September 25, 2003
McLEAN COUNTY HISTORY & GENEALOGY NEWS
By Euleen Rickard

   The Island Wooden Bridge Festival was a trip down memory lane for many Island and former Island residents.  Memories began for me when I spotted a shiny Model-T among the cars going south on Highway 431 near Browns Valley. The travelers, a man driving and woman passenger with her blond hair blowing in the breeze were rolling along at a speed of about forty miles per hour.   They obviously were enjoying their ride and waved as I passed.  After passing, just ahead, there was another old Ford equally as polished. For some distance I drove between the cars seeing one in my rear view mirror and the other just ahead. My mind went back to the days of riding in my dad’s old Model-T.  In those days riding in an open car was not a pleasant thing, most of the roads were gravel and in the summertime riders were covered with dust and in the wintertime could be spattered with mud.  Some cars had isinglass curtains that were put up to protect the passengers.  In Island 1st street was lined with old cars of many makes.
   The opening ceremony, with the presentation of the colors and singing of the national anthem was beautiful and afterward with music in the air the area was filled with activity.  
   I joined longtime friends, John and Marilyn Kirtley for lunch that included fried green tomatoes, then visited with Imogene Jarvis McElwain. Imogene and I once were neighbors and both were avid readers so exchanged many books. We talked of the residents we had known when we were young and in a notebook listed them and the streets where they lived. We recalled events and stories, some tragic and sad, some funny, just the happenings of the town in the era of our youth. Still a dear and generous friend, as we left she gave us a jar of cucumber relish that she had made from her grandmother’s recipe.
   Our musuem member Audra Conrad has always been interested in Island history and again this year donated one of her hand painted gourds.  It depicted Island’s old buildings and the wooden bridge, a prize to be treasured by the lucky bidder
   In the history room many were looking for pictures and other memories of their kin and were exchanging stories of old times.  Linda Cox Nutt of Columbia, Tennessee told of her father’s coming from Butler County during the boom days of coal mining in Island.  Later, he worked for the Livermore Chair Company in Livermore.  When she graduated from college the owner of the chair factory, Mr. Render, had her father bring her to the chair factory to pick any chair that she wanted as a graduation gift.  She picked a rocking chair that she has treasured through the years.

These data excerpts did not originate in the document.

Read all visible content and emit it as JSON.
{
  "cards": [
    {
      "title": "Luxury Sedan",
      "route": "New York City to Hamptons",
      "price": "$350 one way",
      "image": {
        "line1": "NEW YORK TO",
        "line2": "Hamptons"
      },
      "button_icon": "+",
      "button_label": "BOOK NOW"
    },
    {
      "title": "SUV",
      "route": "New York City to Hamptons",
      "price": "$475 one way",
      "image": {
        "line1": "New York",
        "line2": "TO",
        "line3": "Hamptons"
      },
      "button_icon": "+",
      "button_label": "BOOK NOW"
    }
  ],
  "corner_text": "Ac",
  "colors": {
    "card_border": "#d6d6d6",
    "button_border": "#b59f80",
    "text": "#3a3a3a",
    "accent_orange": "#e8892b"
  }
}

   Neville and Joanne Crawford of Madisonville found pictures of his sister and brother among old school pictures. Neville, like me, had lived in Buttonsberry and Island and had been named for Neville Fitzhugh, the son of one of Island’s beloved doctors.  They are the newest members of our museum. 
   Donations to the museum are pictures of the WPA Indian excavations on the Ward farm in 1937-1938 and a copy of Ken Ward’s article on the Island American Legion from Donnie Sonners and a World War II interview with M. H. Collings from Belinda Collings Thomas.
   Visitors to the museum this week were Mildred Iglehart’s sister Laura Tanner, from Virginia, Austin Riley of Sacramento and Ralph and Sue Riley,  Medina, Ohio. 
   The next membership meeting of the museum will be Friday, September 26th   1:30PM at Smith house on Main Street.  On Friday, October 3th and Saturday October 4th there will be a Trash and Treasure sale in the building next door to the Smith house.